Singles by Jace Jung and Cole Stilwell and a wild pitch put two Red Raiders in scoring position with only one out. Easton Murrell earned a walk to load the bases, and a Dillon Carter double plated Jung and Stillwell to push the lead to 4-0 with still two men in scoring position. Again Tech walked to load the bases, this time with Parker Kelly earning the free pass. Dru Baker entered and hit a grand slam to bust the game wide open and give Tech an 8-0 lead in only the third inning. The Sooners put a few men on in the bottom of the third to try and answer, but Dallas again got the strikeout to shut it down.

Dallas would continue to come through with key strikeouts, as three Oklahoma batters reached in the fourth inning, but none made it home.

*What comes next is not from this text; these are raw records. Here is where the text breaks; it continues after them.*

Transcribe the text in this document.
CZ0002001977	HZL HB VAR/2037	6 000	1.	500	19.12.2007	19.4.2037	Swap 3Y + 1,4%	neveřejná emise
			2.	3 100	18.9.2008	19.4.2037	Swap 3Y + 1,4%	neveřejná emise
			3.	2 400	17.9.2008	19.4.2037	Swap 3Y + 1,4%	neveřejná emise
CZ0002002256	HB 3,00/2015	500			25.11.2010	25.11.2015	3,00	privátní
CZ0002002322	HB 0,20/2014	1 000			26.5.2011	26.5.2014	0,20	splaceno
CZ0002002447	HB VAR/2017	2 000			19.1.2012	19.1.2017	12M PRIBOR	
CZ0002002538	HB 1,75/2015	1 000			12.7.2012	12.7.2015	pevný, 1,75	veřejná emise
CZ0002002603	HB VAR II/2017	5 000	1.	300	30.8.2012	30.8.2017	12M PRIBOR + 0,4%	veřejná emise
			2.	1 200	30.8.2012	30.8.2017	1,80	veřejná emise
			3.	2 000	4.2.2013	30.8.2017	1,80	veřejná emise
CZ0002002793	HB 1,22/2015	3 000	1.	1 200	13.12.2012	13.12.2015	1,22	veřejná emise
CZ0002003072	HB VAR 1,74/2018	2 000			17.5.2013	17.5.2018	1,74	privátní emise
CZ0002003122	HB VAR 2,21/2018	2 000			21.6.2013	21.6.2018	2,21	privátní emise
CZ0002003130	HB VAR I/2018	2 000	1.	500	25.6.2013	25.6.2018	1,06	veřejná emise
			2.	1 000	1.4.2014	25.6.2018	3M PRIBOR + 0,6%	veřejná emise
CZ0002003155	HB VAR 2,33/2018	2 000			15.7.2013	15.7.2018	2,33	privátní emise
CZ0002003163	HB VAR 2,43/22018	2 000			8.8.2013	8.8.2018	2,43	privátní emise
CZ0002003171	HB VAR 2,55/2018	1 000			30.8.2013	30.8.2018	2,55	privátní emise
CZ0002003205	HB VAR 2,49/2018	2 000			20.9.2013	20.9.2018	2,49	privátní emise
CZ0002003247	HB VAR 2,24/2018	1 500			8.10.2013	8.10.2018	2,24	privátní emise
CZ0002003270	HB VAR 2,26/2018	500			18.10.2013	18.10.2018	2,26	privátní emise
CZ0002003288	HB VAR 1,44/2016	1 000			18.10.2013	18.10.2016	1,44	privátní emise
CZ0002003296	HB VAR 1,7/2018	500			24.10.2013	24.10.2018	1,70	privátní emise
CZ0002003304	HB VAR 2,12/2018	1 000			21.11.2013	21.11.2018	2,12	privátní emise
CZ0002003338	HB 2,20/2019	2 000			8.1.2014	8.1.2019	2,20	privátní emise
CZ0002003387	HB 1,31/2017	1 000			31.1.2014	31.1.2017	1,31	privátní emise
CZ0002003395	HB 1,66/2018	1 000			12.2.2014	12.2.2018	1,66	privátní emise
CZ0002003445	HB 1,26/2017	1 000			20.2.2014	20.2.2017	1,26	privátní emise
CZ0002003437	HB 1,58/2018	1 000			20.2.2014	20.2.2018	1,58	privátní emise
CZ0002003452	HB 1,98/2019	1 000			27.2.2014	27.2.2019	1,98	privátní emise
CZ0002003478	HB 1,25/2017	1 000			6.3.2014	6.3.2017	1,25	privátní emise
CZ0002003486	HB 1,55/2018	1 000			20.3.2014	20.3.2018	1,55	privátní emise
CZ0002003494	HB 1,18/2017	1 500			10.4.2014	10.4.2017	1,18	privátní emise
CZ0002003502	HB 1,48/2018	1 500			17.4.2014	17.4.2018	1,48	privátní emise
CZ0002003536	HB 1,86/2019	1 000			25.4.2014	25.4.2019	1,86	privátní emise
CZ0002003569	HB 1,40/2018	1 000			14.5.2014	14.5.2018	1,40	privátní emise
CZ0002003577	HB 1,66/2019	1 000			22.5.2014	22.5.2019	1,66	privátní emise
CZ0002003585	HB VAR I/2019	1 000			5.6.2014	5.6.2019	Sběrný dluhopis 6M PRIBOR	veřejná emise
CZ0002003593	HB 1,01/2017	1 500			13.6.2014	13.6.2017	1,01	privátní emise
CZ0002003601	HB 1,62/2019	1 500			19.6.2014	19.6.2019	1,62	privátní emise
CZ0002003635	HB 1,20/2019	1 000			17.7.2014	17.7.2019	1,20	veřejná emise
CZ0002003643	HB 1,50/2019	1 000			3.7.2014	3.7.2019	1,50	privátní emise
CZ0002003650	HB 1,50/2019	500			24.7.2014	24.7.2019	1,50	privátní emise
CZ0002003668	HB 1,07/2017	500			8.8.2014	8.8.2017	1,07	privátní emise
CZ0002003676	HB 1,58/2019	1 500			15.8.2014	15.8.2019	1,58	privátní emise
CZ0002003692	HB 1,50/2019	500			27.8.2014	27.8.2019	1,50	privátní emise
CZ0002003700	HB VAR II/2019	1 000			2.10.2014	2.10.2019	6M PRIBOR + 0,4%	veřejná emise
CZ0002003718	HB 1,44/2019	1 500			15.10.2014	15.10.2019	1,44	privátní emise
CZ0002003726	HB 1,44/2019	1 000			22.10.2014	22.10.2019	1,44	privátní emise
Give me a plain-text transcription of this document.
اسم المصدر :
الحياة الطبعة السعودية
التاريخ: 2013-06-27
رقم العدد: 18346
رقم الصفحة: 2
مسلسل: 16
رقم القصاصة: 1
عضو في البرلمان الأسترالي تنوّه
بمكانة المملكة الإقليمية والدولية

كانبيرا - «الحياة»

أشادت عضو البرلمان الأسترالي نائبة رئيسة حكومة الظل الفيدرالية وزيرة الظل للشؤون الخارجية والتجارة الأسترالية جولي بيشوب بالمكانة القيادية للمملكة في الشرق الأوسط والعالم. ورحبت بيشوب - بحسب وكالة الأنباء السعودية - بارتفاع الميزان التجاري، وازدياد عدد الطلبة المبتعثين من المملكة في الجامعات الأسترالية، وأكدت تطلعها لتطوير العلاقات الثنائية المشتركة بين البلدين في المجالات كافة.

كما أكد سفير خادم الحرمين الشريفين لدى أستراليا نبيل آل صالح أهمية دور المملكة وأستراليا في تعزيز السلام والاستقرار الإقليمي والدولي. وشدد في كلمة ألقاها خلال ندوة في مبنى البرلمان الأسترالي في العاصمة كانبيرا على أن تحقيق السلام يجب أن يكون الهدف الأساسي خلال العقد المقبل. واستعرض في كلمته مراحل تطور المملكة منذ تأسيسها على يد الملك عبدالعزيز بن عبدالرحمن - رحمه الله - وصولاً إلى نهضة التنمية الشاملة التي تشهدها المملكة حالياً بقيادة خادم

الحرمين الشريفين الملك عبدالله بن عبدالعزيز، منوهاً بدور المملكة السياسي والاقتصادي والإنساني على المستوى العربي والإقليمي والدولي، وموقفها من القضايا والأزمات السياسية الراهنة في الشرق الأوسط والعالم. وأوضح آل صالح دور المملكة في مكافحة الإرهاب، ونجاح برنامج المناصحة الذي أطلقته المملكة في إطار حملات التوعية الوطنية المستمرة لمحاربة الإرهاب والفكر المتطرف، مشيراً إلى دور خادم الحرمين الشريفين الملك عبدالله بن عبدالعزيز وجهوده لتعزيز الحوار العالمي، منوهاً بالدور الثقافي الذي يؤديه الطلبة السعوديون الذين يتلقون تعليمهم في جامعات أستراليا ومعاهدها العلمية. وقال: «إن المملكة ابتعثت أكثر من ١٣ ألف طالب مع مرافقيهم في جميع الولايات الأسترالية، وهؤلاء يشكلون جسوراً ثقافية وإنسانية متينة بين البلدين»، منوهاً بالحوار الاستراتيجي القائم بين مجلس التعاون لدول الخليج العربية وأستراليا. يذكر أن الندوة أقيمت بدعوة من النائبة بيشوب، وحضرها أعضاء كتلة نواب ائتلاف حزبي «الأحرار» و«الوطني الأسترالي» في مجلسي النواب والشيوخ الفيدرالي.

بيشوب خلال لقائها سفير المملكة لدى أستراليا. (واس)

Tech’s lead grew to 9-0 in the fifth inning as Easton Murrell was brought home by a Dru Baker single for Baker’s fifth RBI of the day. Oklahoma finally got on the board in the bottom of the fifth inning on an RBI single, but Tech still held a comfortable 9-1 lead, and it would stay that way until the 7th inning when a Braxton Fulford dinger made it 10-1 to open the inning.

Dillon Carter would reach on a single, and a Dru Baker walk followed by a throwing error put runners on the corners. Tadlock, who isn’t one to typically move the runners, put on the double steal successfully to make it 11-1. The Sooners attempted to limit the damage by intentionally walking Jung, but then unintentionally walked Cole Stilwell to load up the bases. Cal Conley proceeded to hit Tech’s second grand slam of the day to make it 15-1, and the rout was truly on. Micah Dallas was no longer needed after a fine six innings of work, and Connor Queen would replace him and allow one run in the final three innings to finish off an impressive 15-2 win.

Sunday’s rubber match turned into a home run derby for Texas Tech. This series and the game in Amarillo had already featured plenty of bombs from Red Raider hitters, but the display on Sunday was truly impressive. Unlike Saturday’s game, there wouldn’t be any grand slams, but five different Tech players hit home runs, and all but one went for multiple RBIs. By the end of the day, the wall behind centerfield had been pelted with baseballs. That is, except for Jung, who instead hit over it with a towering shot that may not have landed yet. Jung is currently tied for 4th nationally in home runs and 2nd in RBIs.

The game frankly was over as soon as both teams took the field. Texas Tech had 14 hits for the second straight game, except this time the feat was accomplished in only seven innings with the run-rule taking effect to mercifully end the onslaught on the Sooner pitchers. For Tech, Mason Montgomery and Chase Hampton combined for a quality day on the mound that limited Oklahoma to only two runs, but they didn’t even need to be as good as they were considering how well Tech was hitting.

The Red Raiders entered this series right on the edge of position for a national seed and thus needed a good result from the weekend to stay in the hunt. Friday’s loss put that in jeopardy, but the dominance on Saturday and Sunday impressed enough to more than offset that. Tech is now No. 5 in the D1 Baseball Top 25, No. 7 in the Baseball America poll, and No. 8 in RPI. A sweep of the Jayhawks would likely secure a top-eight finish and a national seed, as would a series win and a win or two in the Big XII Championship.

Texas Tech was mathematically eliminated from the Big XII regular-season title race with Friday’s loss but rebounded as well as they possibly could have to remain in control of their destiny to host a Super Regional. That Tech won the series against whichever team ends up as Big XII champion stings, as this Red Raider squad certainly could win the conference. Perhaps if the injury bug hadn’t bitten quite as much, Tech would have pulled off a few more sweeps to win the league, but the bigger Omaha goals are still very much in play. If Saturday and Sunday’s efforts are any indication, Tech may be peaking at the right time.